In any scientific inquiry he rightly receives the most credit who presents a definite and positive solution. Such was the case with Pasteur, in many ways the master mind of the nineteenth century; what he undertook he definitely settled. Most men attain to only conjectures, but we should seek indisputable decisions. And a good method is that of Darwin, to formulate a working hypothesis and then try honestly to disprove it. Darwin gave as full and fair hearing to the objections made against the theory of natural selection as to the evidence for it. We may approximate this by using every check and control. For we do not want the elusive possible or probable, rather the decisive actual.

But what especially lends dignity and strength is the maintenance of an ideal. German students in their expansive intimacies discuss their ideals quite openly, their "Lehensphilosophien" as they term them. We Anglo-Saxons are not inclined to talk of such matters. But a man should keep a noble aim in sight and never let it be hidden by the clouds of circumstance. That ideal must be something much grander than any detail we have immediately in hand, our several efforts only approximations towards it. We are, it seems to me, to consider the investigations of science as all directed to one end, though no man will see its consummation, the interpretation of that great melody, the universe. Here is a subject without end, all human knowledge may be employed in its elaboration. Men of the world do not understand why we are busying ourselves with fixing the exact date of the first rendering of a play, the number of times that a certain prefix occurs in the writings of Pindar, the exact length of a heat wave, or the behavior of a particular microscopic particle of one kind of organic cell. And in themselves these are not great things; an average man with patience and training might deal with them. They are on the whole so generally uninteresting that each has the world over only a small group of devotees. But when they are seen as steps in a synthesis of explanations their value is at once apparent. Our business is to weld all these separated bits of knowledge together, to make of them a great sustaining wall. And when the utilitarian inquires what will be gained by this giant effort, be ready with the prompt reply: on this knowledge depends our control of ourselves and of nature. Scientific inquiries are not to be pursued wholly academically, as games to amuse. They are attempts to explain the processes of nature, in order that we may use this knowledge for the advancement of our kind. And it is as true as the night follows the day, that explanation must precede application and consequently human progress.
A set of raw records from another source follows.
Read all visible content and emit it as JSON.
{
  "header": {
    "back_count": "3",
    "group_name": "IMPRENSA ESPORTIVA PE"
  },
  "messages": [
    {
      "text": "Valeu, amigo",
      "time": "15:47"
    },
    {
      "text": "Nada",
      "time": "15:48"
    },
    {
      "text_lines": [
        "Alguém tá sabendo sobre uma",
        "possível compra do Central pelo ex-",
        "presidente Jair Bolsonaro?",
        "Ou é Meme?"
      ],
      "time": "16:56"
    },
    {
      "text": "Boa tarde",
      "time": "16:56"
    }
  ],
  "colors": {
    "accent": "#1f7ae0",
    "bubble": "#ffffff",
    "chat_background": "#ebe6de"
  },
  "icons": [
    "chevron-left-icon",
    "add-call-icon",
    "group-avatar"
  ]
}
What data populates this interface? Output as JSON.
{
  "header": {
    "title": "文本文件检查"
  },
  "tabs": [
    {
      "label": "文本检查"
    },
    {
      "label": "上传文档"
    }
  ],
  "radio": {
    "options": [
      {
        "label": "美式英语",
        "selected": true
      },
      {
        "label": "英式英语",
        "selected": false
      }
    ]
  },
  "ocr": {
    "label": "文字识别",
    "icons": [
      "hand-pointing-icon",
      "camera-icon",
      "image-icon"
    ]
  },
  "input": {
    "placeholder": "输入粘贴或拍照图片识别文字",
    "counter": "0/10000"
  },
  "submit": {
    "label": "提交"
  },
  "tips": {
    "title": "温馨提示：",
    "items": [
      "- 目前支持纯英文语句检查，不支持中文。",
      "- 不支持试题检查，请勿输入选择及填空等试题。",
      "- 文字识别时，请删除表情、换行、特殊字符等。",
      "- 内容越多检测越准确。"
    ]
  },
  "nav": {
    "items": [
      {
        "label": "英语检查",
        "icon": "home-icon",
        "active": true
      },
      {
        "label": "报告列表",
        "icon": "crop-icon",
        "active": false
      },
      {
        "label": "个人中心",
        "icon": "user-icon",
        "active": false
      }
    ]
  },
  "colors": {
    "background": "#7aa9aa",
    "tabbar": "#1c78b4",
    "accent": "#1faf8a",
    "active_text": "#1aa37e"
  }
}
This is the apology for the investigator. He has to do neither with the cataloguing and rearranging of facts, nor with their transmission, but with the enlargement of knowledge by discovery and intrepretation. Both stand for the development of character, but while the undergraduate work is for the transmission of knowledge, the graduate department is for a higher aim, its increase. If it is difficult to garner and hand over knowledge, it is still harder to add to it, and no faint heart need try to be an investigator.

Our project is to try to decipher the nature of man and of the universe, and for this there is full need of every iota of strength and determination and talent there may be in us.